だからぼやけた視界の果てに光が見えても、なんだかよく分からなかった。
近づいて、ようやく家だと分かった。
明かりのついた家!
ただし、もはやくたびれ果てていたので、男は蜃気楼かと疑うばかりだ。
触れて確かな感触がある。幻を見ているわけではないらしい。
男は扉の前に立ち、ぼんやりと考えていた。
こんな水気を帯びていて、はたして助けを求めていいものか、濡らしてしまわないか、自分はこのまま雨に濡れて、埋もれてしまったほうが納まりがいいのではないか、云々。

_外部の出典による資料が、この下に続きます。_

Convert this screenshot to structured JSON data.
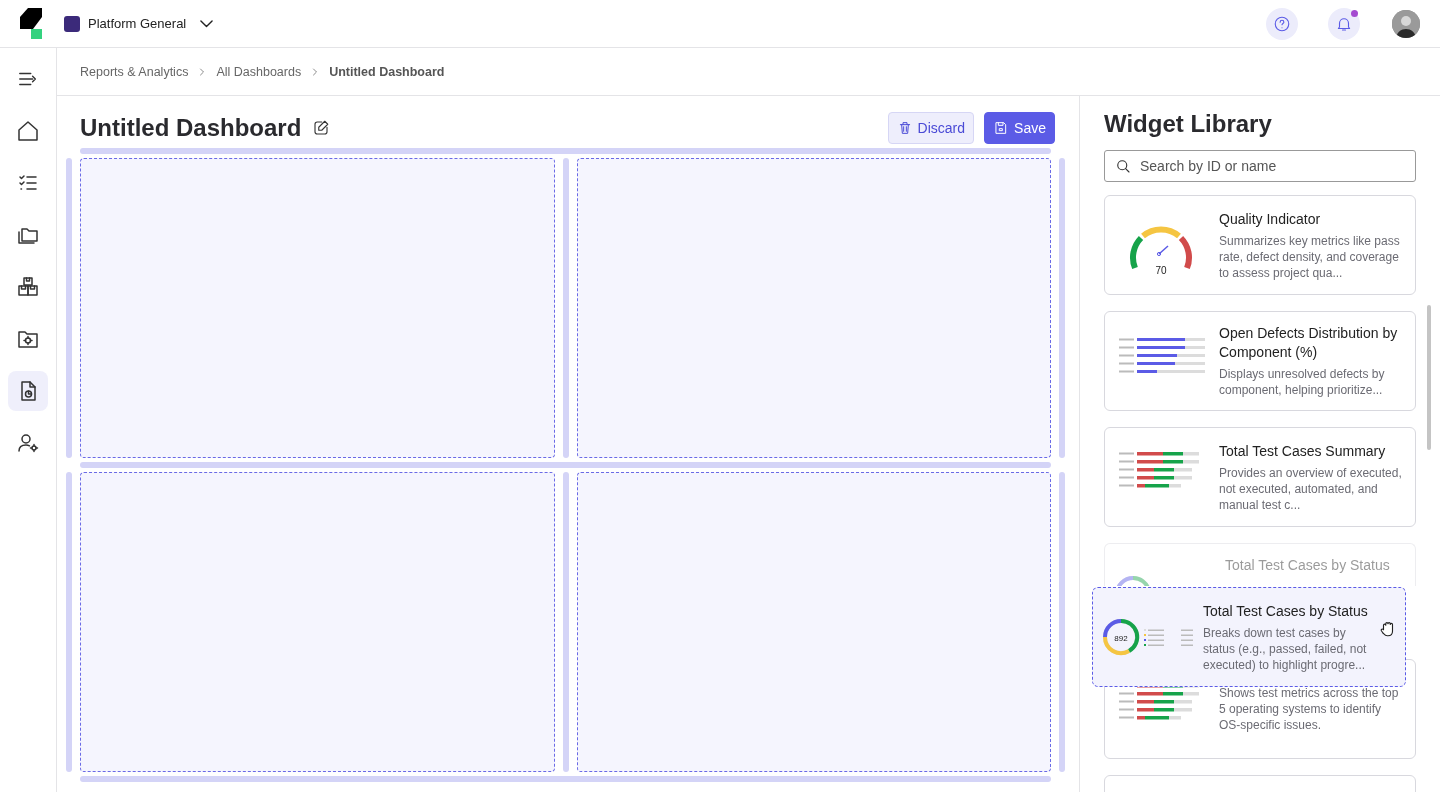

考えているうちに扉が開いて、背の高い老人と目が合った。
「どうした? 中に入るといい」
「しかし、迷惑ではありませんかね?」
「いやしかし、もうおまえさんを見てしまった。放っておく方が寝覚めが悪い。
だから、中に入るといい」
男は気が進まなかった。
しかし、老人のしかめ面が息苦しい。なので、世話になることにした。
男は裸にされ、粗末なタオルで乱暴に水気を拭き取られた。
いくら拭かれても、まだ濡れている気がした。
毛布に包まれて、ようやく少し安らいできた。
「どうも、ありがとうございます」
「しかし、止まぬな」
「この雨は止むのですか?」
「やはり、止まぬと思うか?」
「私は、てっきりそう思い込んでいました。
この谷間はそのような場所なのだと。
這い上がることは決してできません。
落とされた者は止まぬ雨に苛まれ、延々と水気に悩まされるのです。湿り気から逃れることはできず、足場は脆くなるばかり。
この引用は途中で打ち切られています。